Thursday, September 26, 2013

No straight lines

Human experience and thought as such, if they were to follow their own bias, would proceed in a straight line from despair to even deeper despair, from solemnity to even greater solemnity (there is also a negative theologia gloriae), or from triumph to even higher triumph, from joy to even greater joy.  To faith, however, this straight line movement is forbidden by the Word of God, which calls us from despair to triumph, from solemnity to joy, but also from triumph to despair and from joy to solemnity.  This is theologia crucis.
 Thus Karl Barth, in CD I/1, p 191.

The experience of the Word of God is an experience of always being called out of one place into another.  The Word of God meets us in our despair and calls us to a place of security and safety as it extends to us the righteousness of Christ.  The Word of God meets us in our security and calls us to a place of renunciation and repentance as it highlights our continuing sinfulness.  Always it is a call, which means that it is always an encounter, a fresh encounter.  This is personal interaction, not an escalator to holiness (or indeed to deeper and deeper self-renunciation).

God's Word "never leaves us alone whether in our humility or our pride".  God's Word goes with us, but not as our possession; not as the confirmation of our present humiliation or triumph.  How then would it be personal encounter?  Would it not be far more likely that this word which confirms me in my current state is just a self-reflection?  As the Word of God calls me out of humiliation into triumph, and out of triumph into humiliation, I hear the true speech of God, which is Jesus Christ, crucified and risen.

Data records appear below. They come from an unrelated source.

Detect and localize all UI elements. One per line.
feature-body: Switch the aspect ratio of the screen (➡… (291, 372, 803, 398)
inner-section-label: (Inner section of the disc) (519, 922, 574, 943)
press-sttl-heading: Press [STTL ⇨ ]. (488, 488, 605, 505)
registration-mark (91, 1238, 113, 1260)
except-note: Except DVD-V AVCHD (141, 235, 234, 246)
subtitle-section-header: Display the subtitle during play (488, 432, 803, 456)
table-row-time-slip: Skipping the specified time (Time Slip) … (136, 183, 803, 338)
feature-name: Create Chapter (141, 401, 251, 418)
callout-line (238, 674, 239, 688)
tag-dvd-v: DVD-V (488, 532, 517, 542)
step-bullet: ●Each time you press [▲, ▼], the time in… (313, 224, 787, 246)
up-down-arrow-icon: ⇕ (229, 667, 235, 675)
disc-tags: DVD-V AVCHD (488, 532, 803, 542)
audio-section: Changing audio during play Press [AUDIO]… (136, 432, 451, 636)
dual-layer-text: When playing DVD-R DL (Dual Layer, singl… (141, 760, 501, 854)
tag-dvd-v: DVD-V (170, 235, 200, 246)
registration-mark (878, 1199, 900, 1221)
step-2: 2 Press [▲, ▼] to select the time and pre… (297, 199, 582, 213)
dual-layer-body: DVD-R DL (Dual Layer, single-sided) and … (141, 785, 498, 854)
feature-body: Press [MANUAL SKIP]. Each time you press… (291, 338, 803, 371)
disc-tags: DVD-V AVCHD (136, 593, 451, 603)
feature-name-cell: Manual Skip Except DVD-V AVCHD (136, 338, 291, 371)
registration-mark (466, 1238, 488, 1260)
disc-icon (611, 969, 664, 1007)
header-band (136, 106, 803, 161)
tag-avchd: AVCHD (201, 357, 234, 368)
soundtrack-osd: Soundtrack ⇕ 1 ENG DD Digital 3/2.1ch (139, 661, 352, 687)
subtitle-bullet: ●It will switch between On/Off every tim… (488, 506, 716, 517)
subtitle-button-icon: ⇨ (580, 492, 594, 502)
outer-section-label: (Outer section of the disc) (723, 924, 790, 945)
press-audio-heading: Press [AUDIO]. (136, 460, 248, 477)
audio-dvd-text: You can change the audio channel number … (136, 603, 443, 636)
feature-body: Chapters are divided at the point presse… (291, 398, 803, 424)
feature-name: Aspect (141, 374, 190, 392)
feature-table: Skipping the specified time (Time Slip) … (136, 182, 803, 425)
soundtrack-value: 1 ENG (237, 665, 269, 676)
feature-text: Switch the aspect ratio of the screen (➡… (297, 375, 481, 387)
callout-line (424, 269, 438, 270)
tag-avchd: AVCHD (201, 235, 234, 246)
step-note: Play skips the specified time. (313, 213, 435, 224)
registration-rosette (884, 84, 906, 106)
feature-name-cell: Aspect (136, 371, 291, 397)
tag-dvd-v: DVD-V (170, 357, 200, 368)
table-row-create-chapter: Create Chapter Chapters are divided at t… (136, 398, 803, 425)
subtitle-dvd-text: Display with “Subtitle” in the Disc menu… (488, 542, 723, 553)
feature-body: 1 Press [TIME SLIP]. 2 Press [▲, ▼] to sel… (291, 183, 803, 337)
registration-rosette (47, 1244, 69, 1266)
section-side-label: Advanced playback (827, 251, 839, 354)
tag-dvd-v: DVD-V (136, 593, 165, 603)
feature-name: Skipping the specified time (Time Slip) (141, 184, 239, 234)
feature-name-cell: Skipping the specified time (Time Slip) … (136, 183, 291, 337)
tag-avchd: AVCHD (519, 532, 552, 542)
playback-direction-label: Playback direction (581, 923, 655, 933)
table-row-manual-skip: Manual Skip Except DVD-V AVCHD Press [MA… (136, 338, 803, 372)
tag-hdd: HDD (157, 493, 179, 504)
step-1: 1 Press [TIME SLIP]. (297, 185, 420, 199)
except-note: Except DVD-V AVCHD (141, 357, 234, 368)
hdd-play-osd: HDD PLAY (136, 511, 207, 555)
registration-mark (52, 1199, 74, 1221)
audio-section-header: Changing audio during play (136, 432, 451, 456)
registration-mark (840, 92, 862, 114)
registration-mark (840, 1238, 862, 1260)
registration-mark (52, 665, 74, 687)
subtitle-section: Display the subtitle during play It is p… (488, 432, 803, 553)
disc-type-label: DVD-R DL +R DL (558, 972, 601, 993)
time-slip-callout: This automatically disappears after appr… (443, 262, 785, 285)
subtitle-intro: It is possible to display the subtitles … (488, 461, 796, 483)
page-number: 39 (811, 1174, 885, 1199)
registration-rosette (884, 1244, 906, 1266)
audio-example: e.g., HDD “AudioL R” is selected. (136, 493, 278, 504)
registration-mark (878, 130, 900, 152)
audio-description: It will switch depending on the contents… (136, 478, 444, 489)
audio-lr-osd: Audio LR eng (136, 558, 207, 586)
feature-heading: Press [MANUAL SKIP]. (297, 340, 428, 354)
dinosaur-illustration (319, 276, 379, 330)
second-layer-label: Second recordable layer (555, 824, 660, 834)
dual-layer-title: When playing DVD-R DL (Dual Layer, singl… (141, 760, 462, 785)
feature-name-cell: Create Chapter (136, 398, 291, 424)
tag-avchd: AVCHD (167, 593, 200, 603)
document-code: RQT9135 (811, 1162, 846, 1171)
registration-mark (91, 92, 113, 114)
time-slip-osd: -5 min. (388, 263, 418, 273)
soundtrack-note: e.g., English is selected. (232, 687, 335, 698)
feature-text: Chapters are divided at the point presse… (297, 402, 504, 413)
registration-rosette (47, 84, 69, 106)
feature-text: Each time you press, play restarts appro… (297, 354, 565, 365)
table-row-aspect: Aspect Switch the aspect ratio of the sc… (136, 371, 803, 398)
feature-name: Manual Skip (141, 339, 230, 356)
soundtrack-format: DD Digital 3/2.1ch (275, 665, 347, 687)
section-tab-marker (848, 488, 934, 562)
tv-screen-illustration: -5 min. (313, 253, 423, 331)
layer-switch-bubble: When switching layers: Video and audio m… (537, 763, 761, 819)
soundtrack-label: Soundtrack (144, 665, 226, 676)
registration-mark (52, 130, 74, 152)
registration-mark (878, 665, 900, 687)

And faith is comforted despair.

Friday, September 20, 2013

Death, thou shalt die

The combination of two readings at Evening Prayer on Wednesday has been running around my brain the last couple of days.  In 1 Kings 17, the prophet Elijah raises from death the son of a widow who has been sheltering him during the divinely-imposed famine in Israel; in Acts 20, the apostle Paul brings back from death a young man who has fallen from a window after falling asleep during a lengthy apostolic homily.

Back from death.

I don't want to be morbid about it, but there's really no getting around the fact that death is the only absolutely terrible thing, the only thing that is, in an absolutely unqualified sense, disaster.  Anything else, even the worst thing, leaves us with some hope, or perhaps the possibility of learning, or perhaps the door to repentance.  Death ends it all.  Let's not kid ourselves or give false comfort by saying that death is not the end.  It is the end.  The annihilation of everything I have been, could have been, wanted to be.  And it is an intruder.  I was not made for this.  In so far as life is God's gift, it is grace, benefit, goodness - yes, even in all its struggles and hardships.  Death is the taking away of that gift.  Nowhere else do we see so clearly, if we have the eyes for it, that we stand under God's judgement.

All our days pass away under your wrath.

To be called back from death is nothing less than new creation.  Undoing the destruction, preserving the personality, remaking the life that has passed into shadow.

How can it be?

Jesus died, so that through death he might destroy the one who has the power of death, that is, the devil, and deliver all those who through fear of death were subject to lifelong slavery.

Do you believe this, O my fearful soul?

Tuesday, September 10, 2013

Tempus Fugit

Jesus Christ is the same, yesterday, today, and for ever.

The steadfast love of the Lord never ceases;
his mercies never come to an end;
they are new every morning.

Thoughts on my thirty-second birthday:

Our God is always the same, and always new; always both the Ancient of Days and the Bright Morning Star.  Always the One Who Was - never different from his own past.  Always the One Who Is - absolutely himself in the here and now.  Always the One Who Will Be - the promise that tomorrow and in every tomorrow he will be there, newly himself, newly the Same.

I am chained to time, but God is Free.  Time is his servant.  The God of the Bible - the Father of our Lord Jesus Christ - is not timeless.  But he is the Master of time.  He directs it.  I cannot be everything I am in a moment - so much of me is lost in the past, or unknown in the future.  But God is himself, at all times and in all places.  He bears within himself his own past and future, perfectly.  He is the Same.  The newness that meets us each morning in new mercy is the real newness of God, of the God who is always old in his newness and new from ancient days.  Eternal.

Our hope - the hope of the Christian - is not to be rid of time, but to have all our time and our times gathered up and united in his eternity.  To experience Sabbath - sanctified time, the time which is bound to the Lord of Time, the goal and end of all our time and times.